Senators from both parties who are trying to resuscitate the bill surely read last weekend's Rasmussen poll recording public approval of Reid ( 19 percent) far below the president's pathetic 36 percent. Democrats who control this floundering and roundly disapproved Congress are paying a painful price for the pleasure of defeating everything that could be construed in any way as an achievement by the president.

Granted, Reid is just one reason for the immigration legislation's parlous condition. Another reason is that lessons from 14 years ago have been forgotten.

...

... people skeptical about the legislation were, if not demonized, cast as bigots or, at best, people uninterested in doing "the right thing for America" (President Bush).
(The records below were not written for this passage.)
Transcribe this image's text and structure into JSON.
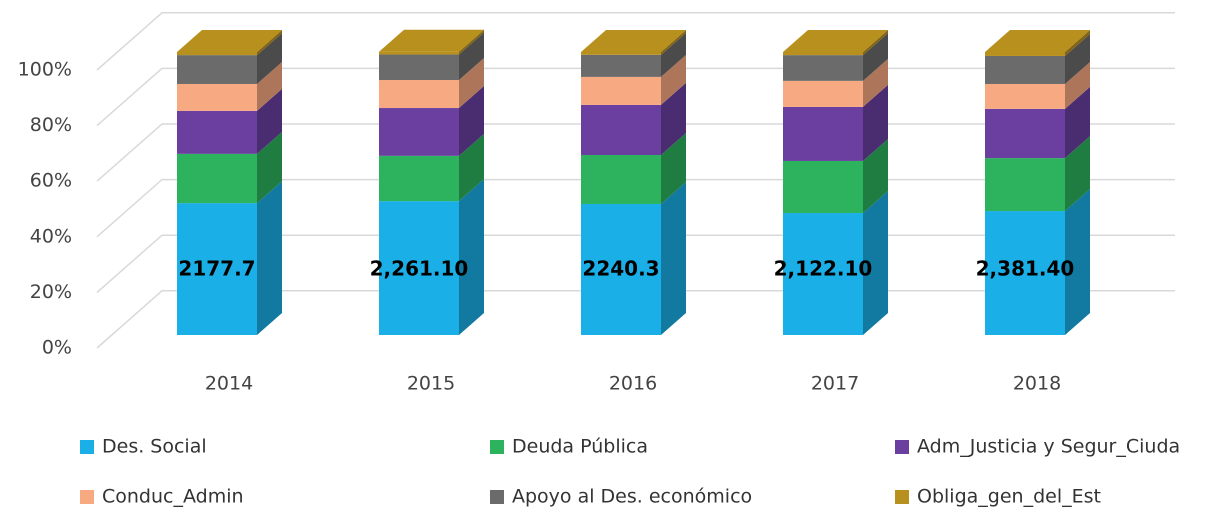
{
  "chart_data": {
    "type": "bar3d_stacked_percent",
    "categories": [
      "2014",
      "2015",
      "2016",
      "2017",
      "2018"
    ],
    "series": [
      {
        "name": "Des. Social",
        "color": "#1aafe6",
        "values": [
          46.6,
          47.3,
          46.3,
          43.1,
          43.8
        ]
      },
      {
        "name": "Deuda Pública",
        "color": "#2db35d",
        "values": [
          17.4,
          16.0,
          17.3,
          18.4,
          18.7
        ]
      },
      {
        "name": "Adm_Justicia y Segur_Ciuda",
        "color": "#6a3fa0",
        "values": [
          15.2,
          16.9,
          17.7,
          19.1,
          17.4
        ]
      },
      {
        "name": "Conduc_Admin",
        "color": "#f7a982",
        "values": [
          9.5,
          9.9,
          9.9,
          9.2,
          8.8
        ]
      },
      {
        "name": "Apoyo al Des. económico",
        "color": "#6b6b6b",
        "values": [
          10.2,
          9.0,
          7.8,
          9.1,
          9.9
        ]
      },
      {
        "name": "Obliga_gen_del_Est",
        "color": "#b8901e",
        "values": [
          1.1,
          1.0,
          1.0,
          1.1,
          1.4
        ]
      }
    ],
    "annotations": [
      "2177.7",
      "2,261.10",
      "2240.3",
      "2,122.10",
      "2,381.40"
    ],
    "ylim": [
      0,
      100
    ],
    "yticks": [
      {
        "value": 0,
        "label": "0%"
      },
      {
        "value": 20,
        "label": "20%"
      },
      {
        "value": 40,
        "label": "40%"
      },
      {
        "value": 60,
        "label": "60%"
      },
      {
        "value": 80,
        "label": "80%"
      },
      {
        "value": 100,
        "label": "100%"
      }
    ],
    "grid": true
  }
}
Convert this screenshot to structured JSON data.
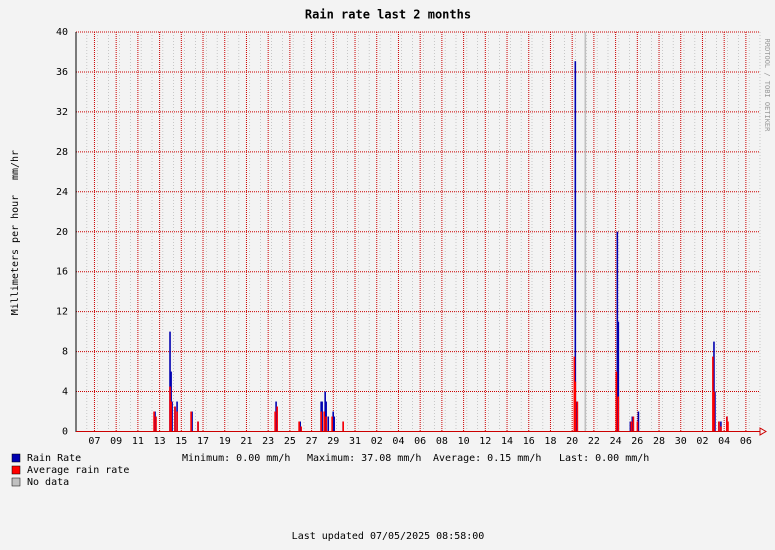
{
  "chart_data": {
    "type": "bar",
    "title": "Rain rate last 2 months",
    "ylabel": "Millimeters per hour",
    "unit_label": "mm/hr",
    "side_text": "RRDTOOL / TOBI OETIKER",
    "stats": [
      "Minimum:  0.00 mm/h",
      "Maximum: 37.08 mm/h",
      "Average:  0.15 mm/h",
      "Last:  0.00 mm/h"
    ],
    "footer": "Last updated 07/05/2025 08:58:00",
    "grid": true,
    "xlim": [
      0,
      63
    ],
    "ylim": [
      0,
      40
    ],
    "yticks": [
      0,
      4,
      8,
      12,
      16,
      20,
      24,
      28,
      32,
      36,
      40
    ],
    "xticks": [
      {
        "value": 1.7,
        "label": "07"
      },
      {
        "value": 3.7,
        "label": "09"
      },
      {
        "value": 5.7,
        "label": "11"
      },
      {
        "value": 7.7,
        "label": "13"
      },
      {
        "value": 9.7,
        "label": "15"
      },
      {
        "value": 11.7,
        "label": "17"
      },
      {
        "value": 13.7,
        "label": "19"
      },
      {
        "value": 15.7,
        "label": "21"
      },
      {
        "value": 17.7,
        "label": "23"
      },
      {
        "value": 19.7,
        "label": "25"
      },
      {
        "value": 21.7,
        "label": "27"
      },
      {
        "value": 23.7,
        "label": "29"
      },
      {
        "value": 25.7,
        "label": "31"
      },
      {
        "value": 27.7,
        "label": "02"
      },
      {
        "value": 29.7,
        "label": "04"
      },
      {
        "value": 31.7,
        "label": "06"
      },
      {
        "value": 33.7,
        "label": "08"
      },
      {
        "value": 35.7,
        "label": "10"
      },
      {
        "value": 37.7,
        "label": "12"
      },
      {
        "value": 39.7,
        "label": "14"
      },
      {
        "value": 41.7,
        "label": "16"
      },
      {
        "value": 43.7,
        "label": "18"
      },
      {
        "value": 45.7,
        "label": "20"
      },
      {
        "value": 47.7,
        "label": "22"
      },
      {
        "value": 49.7,
        "label": "24"
      },
      {
        "value": 51.7,
        "label": "26"
      },
      {
        "value": 53.7,
        "label": "28"
      },
      {
        "value": 55.7,
        "label": "30"
      },
      {
        "value": 57.7,
        "label": "02"
      },
      {
        "value": 59.7,
        "label": "04"
      },
      {
        "value": 61.7,
        "label": "06"
      }
    ],
    "series": [
      {
        "name": "Rain Rate",
        "color": "#0000b0",
        "x": [
          7.28,
          8.66,
          8.76,
          8.85,
          9.12,
          9.31,
          10.69,
          11.24,
          18.43,
          20.65,
          22.58,
          22.67,
          22.95,
          23.04,
          23.23,
          23.69,
          23.78,
          24.61,
          45.99,
          46.08,
          49.86,
          49.95,
          51.06,
          51.24,
          51.8,
          58.76,
          58.85,
          59.22,
          59.4,
          59.95
        ],
        "values": [
          2,
          10,
          6,
          3,
          2.5,
          3,
          2,
          1,
          3,
          1,
          3,
          3,
          4,
          3,
          1.5,
          2,
          1.5,
          1,
          37.08,
          3,
          20,
          11,
          1,
          1.5,
          2,
          9,
          4,
          1,
          1,
          1.5
        ]
      },
      {
        "name": "Average rain rate",
        "color": "#ff0000",
        "x": [
          7.19,
          7.37,
          8.66,
          8.76,
          9.12,
          9.31,
          10.6,
          11.24,
          18.34,
          18.53,
          20.55,
          20.74,
          22.58,
          22.86,
          23.04,
          23.59,
          24.61,
          45.9,
          45.99,
          46.18,
          49.77,
          49.95,
          51.15,
          51.34,
          51.71,
          58.66,
          58.76,
          59.22,
          59.4,
          59.95,
          60.05
        ],
        "values": [
          2,
          1.5,
          4.5,
          3,
          2.5,
          2,
          2,
          1,
          2,
          2.5,
          1,
          0.5,
          2,
          2,
          1.5,
          1.5,
          1,
          7.5,
          5,
          3,
          6,
          3.5,
          1,
          1.5,
          1,
          7.5,
          4,
          1,
          0.5,
          1.5,
          1
        ]
      },
      {
        "name": "No data",
        "color": "#c0c0c0",
        "x": [
          46.91
        ],
        "values": [
          40
        ]
      }
    ]
  }
}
Perhaps Reid, in his rush to truncate debate, was being chivalrous toward Speaker Nancy Pelosi. Suppose Senate Republicans agree to expedited handling of the legislation so the Senate can get on with whatever folly Reid next considers urgent business. And suppose 60 senators can force a final vote on a bill that retains the most important provisions -- increased border security and electronic identity verification. Many businesses, which profit from being magnets for illegal immigration, think being part of law enforcement is an intolerable nuisance, which is heartening evidence that workplace enforcement might work.

If the Senate passes a bill, immigration then becomes a hot potato for the House, where 61 of Pelosi's Democrats represent Republican-leaning districts (Bush carried them). Hark! what discord will follow. What fun.

Will makes the point between the ...'s that those pushing this bill are making the same mistakes that Hillary made on her health care program. The demonization did not work then either. You knew it was in trouble when another Texas senator, Phil Gramm was asked if he was troubled by being accused of denying universal health care to Americans. He responded, "I'll wear it like a badge of honor." At that point it was clear that the demonization strategy had failed.

The immigration bill is already killing John McCain's presidential campaign and it is likely to hurt the campaign of several senators who support it. There is a reason for that. The people have no confidence in the bill achieving its stated purpose. The same reasons killed Hillary care.